Sunday, December 12, 2010

Roger Ballen's 'house of horrors' is a delight for critics

Roger Ballen’s work really is the gift that keeps on giving. Every time I write about his art I find something new to say. This doesn’t always happen. Of course, his work is engineered to offer multiple readings.  The Boarding House series is perhaps the best example of this and, in my opinion, is the strongest body of work he has produced thus far. I have reviewed it at length already. His mini-retrospective at SANG forced me to revisit work I had already seen, even the late sixties work, which was on exhibit at the Rooke Gallery some time ago. Because of this, I didn’t get caught up in any of the details of the work. I looked beyond the identity of his subjects  - he does after all silence their presence (an interesting device) quite purposively, which is why I have always been perplexed by the unnecessary attention writers have paid to their status.
The most important subject in Ballen’s work is perhaps himself. I have always been so caught up in the conceptual underpinnings of the work that I have overlooked Ballen. There is a reason that he keeps returning to this dark aesthetic. It is not his subjects that are trapped within these barren, dilapidated spaces but Ballen himself.

Here is my review: 

It is tempting to ask Roger Ballen to pinpoint the exact moment or image where his social documentary photography collapsed into conceptual photography that some have termed as constructed, because of its contrived appearance. The titles of the photographs seem to provide a clue: factual titles such as Diamond Digger and Son Standing on Bed, Western Transvaal (1987) should clearly demarcate the documentary work, whereas as abstract titles such as The Chamber of Enigma (2003)|imply that these works hail from Ballen’s extraordinary imagination.

But it simply isn’t as clear-cut as that because the former image bears many of the visual motifs and characteristics that mark Ballen’s abstract photography. Clearly, like most photographers, he consciously created his distinctive aesthetic from the moment he picked up a camera. 

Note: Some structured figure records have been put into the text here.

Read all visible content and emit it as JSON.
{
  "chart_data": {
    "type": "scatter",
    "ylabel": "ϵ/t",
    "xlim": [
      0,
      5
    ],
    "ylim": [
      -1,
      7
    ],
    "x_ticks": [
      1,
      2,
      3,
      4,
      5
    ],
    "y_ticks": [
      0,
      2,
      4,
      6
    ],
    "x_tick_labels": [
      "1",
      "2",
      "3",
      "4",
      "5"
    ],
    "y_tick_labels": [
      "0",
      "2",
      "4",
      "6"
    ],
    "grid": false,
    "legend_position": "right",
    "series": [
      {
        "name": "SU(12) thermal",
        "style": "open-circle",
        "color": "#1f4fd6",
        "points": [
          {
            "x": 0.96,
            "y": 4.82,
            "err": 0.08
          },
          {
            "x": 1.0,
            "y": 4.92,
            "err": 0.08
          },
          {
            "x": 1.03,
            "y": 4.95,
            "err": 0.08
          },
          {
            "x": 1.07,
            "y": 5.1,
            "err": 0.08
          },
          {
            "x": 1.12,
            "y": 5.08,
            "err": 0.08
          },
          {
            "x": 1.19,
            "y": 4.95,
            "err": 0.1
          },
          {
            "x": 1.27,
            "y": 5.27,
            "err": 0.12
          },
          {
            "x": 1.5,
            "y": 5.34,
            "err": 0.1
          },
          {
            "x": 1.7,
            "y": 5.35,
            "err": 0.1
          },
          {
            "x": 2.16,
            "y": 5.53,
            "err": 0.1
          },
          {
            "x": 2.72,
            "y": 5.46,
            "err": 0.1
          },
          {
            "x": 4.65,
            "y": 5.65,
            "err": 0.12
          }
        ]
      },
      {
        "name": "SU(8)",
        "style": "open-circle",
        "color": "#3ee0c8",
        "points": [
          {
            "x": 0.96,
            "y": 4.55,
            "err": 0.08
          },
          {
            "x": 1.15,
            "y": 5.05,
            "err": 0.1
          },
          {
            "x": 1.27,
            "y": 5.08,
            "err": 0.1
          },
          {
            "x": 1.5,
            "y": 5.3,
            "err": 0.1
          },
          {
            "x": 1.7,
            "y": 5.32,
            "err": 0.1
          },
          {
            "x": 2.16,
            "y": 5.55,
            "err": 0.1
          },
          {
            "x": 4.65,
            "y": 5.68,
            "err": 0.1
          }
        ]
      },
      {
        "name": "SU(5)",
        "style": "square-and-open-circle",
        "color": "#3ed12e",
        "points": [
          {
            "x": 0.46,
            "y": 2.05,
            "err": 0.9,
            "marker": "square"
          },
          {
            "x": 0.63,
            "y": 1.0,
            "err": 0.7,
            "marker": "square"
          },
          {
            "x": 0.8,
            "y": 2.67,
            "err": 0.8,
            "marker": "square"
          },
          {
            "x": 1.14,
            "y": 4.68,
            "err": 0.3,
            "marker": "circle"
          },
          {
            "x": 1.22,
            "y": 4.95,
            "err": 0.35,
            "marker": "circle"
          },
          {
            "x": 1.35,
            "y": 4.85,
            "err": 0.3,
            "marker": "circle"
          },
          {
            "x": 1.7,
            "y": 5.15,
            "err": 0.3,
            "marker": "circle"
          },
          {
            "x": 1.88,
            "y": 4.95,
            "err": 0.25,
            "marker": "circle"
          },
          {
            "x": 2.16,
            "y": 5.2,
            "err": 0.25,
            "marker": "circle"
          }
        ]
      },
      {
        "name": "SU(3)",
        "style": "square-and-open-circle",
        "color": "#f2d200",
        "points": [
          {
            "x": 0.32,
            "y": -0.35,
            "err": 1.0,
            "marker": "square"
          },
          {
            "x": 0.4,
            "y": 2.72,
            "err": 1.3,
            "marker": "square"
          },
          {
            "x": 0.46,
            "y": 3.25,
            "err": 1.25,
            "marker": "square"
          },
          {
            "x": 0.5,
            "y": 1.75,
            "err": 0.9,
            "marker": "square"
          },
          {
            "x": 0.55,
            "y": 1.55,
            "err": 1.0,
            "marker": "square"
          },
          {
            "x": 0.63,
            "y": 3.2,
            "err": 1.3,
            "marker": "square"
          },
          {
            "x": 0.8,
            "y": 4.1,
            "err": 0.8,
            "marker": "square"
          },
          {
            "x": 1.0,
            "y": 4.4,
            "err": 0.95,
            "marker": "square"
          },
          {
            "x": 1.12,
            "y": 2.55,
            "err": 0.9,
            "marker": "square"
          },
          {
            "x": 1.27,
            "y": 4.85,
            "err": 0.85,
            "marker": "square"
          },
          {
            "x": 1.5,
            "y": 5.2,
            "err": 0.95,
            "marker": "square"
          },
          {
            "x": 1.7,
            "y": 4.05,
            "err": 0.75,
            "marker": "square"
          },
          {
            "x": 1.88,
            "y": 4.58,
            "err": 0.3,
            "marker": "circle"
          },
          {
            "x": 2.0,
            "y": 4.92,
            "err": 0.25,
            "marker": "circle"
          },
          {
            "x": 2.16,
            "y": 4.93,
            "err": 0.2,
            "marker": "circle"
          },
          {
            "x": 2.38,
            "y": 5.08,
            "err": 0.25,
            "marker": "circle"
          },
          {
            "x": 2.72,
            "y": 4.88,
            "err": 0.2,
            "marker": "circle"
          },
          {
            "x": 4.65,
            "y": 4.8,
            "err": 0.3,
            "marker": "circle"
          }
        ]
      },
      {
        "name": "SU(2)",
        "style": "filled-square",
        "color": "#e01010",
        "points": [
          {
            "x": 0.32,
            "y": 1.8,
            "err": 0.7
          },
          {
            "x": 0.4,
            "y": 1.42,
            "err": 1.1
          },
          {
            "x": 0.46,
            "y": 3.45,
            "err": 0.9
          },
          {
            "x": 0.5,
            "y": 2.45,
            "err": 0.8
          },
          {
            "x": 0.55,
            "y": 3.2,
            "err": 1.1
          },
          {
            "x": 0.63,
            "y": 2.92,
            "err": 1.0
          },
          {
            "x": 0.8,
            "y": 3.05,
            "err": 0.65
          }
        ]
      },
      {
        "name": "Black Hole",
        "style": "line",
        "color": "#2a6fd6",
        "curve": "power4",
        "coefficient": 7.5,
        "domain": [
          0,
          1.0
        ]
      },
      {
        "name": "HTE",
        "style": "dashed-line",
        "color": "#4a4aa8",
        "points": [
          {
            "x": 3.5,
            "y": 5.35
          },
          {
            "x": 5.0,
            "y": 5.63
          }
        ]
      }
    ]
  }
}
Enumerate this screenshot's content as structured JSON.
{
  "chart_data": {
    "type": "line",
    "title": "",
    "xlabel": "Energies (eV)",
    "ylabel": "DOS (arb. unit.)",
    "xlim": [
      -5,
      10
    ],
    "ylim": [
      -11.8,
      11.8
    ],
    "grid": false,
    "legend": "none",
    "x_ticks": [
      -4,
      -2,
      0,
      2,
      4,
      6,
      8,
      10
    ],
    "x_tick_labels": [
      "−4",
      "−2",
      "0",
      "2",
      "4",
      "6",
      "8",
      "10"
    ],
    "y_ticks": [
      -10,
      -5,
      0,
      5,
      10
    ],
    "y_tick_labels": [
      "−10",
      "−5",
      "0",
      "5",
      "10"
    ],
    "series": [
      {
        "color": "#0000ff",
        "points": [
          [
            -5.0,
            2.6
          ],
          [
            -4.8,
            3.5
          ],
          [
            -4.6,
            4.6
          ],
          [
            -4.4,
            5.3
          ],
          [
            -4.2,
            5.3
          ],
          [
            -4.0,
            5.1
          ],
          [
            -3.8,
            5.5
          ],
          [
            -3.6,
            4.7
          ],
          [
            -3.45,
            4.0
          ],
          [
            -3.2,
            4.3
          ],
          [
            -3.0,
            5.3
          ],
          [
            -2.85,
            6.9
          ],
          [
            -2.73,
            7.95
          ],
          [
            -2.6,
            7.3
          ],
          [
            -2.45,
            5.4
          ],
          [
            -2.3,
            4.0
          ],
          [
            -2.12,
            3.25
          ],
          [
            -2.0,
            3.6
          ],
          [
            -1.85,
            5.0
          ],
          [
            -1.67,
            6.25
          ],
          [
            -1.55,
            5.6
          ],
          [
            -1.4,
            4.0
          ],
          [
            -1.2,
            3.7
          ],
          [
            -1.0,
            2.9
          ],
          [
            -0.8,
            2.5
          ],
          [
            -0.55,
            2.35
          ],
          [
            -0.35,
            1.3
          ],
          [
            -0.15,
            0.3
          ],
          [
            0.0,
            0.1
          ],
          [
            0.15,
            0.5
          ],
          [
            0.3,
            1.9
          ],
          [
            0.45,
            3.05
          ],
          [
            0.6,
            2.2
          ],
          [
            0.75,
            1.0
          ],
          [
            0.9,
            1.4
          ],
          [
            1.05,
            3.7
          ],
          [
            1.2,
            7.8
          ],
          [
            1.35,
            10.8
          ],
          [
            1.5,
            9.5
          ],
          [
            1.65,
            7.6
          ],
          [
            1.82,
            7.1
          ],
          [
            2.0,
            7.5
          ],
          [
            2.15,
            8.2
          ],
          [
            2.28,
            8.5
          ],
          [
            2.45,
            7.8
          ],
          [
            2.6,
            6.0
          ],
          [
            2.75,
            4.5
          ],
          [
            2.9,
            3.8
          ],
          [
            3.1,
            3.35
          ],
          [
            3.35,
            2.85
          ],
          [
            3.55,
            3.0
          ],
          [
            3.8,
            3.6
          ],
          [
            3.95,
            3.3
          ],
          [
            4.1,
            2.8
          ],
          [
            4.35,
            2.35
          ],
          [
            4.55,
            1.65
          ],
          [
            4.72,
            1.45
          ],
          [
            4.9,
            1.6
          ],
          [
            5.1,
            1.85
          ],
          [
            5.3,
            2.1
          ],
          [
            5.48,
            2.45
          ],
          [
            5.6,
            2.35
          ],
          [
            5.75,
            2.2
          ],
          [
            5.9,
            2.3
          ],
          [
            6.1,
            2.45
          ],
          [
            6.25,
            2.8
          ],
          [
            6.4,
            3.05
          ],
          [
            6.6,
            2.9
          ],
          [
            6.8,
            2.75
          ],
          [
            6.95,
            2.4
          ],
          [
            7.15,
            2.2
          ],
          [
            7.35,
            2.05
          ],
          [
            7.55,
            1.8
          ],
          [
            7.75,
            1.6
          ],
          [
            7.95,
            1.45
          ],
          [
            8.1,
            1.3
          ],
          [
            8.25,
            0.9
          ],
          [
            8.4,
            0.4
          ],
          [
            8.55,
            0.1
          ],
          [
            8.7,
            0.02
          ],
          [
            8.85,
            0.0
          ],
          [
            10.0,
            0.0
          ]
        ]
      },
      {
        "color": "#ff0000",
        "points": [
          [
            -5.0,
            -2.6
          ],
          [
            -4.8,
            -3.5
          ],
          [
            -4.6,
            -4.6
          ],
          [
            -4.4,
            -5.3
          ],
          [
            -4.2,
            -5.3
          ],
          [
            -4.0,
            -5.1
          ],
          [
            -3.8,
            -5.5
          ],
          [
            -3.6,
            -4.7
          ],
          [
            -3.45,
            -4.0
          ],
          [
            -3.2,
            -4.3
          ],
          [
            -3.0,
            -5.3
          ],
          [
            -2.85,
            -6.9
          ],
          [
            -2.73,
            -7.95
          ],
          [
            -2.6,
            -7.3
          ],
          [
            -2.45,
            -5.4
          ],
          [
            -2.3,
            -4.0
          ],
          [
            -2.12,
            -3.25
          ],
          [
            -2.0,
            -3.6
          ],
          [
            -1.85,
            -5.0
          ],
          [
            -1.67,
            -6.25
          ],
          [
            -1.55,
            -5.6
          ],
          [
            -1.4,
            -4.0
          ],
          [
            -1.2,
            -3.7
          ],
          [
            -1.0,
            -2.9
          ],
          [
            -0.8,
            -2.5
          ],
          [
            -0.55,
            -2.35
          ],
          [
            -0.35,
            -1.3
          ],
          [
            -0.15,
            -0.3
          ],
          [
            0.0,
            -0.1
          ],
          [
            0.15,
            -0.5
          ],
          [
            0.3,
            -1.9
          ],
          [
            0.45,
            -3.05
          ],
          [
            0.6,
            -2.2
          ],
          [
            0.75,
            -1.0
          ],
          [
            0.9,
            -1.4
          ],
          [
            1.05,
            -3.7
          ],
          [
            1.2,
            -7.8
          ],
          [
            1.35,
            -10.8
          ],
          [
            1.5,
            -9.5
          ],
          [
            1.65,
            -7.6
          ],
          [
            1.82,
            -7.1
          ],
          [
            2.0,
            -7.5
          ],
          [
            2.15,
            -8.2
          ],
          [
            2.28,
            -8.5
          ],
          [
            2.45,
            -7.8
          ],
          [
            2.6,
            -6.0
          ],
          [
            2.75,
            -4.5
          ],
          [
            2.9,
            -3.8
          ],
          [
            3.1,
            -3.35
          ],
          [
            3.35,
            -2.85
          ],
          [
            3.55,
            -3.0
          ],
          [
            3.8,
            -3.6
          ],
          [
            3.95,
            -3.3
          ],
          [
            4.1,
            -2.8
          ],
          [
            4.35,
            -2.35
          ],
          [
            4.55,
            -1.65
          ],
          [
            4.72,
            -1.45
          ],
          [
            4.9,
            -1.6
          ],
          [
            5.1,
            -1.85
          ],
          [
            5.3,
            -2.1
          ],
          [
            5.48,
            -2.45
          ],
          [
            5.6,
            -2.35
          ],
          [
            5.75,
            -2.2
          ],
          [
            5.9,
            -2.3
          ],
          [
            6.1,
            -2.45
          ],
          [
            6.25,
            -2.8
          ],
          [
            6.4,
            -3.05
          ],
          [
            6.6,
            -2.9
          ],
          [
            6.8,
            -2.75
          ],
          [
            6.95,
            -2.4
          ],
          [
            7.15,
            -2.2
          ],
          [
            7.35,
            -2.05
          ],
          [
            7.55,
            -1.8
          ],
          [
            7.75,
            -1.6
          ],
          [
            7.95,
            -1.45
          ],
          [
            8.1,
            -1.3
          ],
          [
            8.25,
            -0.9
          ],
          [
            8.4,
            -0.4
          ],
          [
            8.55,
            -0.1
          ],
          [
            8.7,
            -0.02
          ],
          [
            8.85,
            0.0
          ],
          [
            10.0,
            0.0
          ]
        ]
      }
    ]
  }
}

Superficially, there is little difference between his early body of work dating back to the 1970s – commonly pegged as his documentary phase – and his more recent ones which include the Boarding House series and the Shadow Chamber series, which are both contained in books bearing those titles. The settings and objects contained within these two discrete bodies of work are always unkempt, dirty, dilapidated and in ruin, creating this sense that he is fixated with the remnants of a culture that once flourished but is now dead.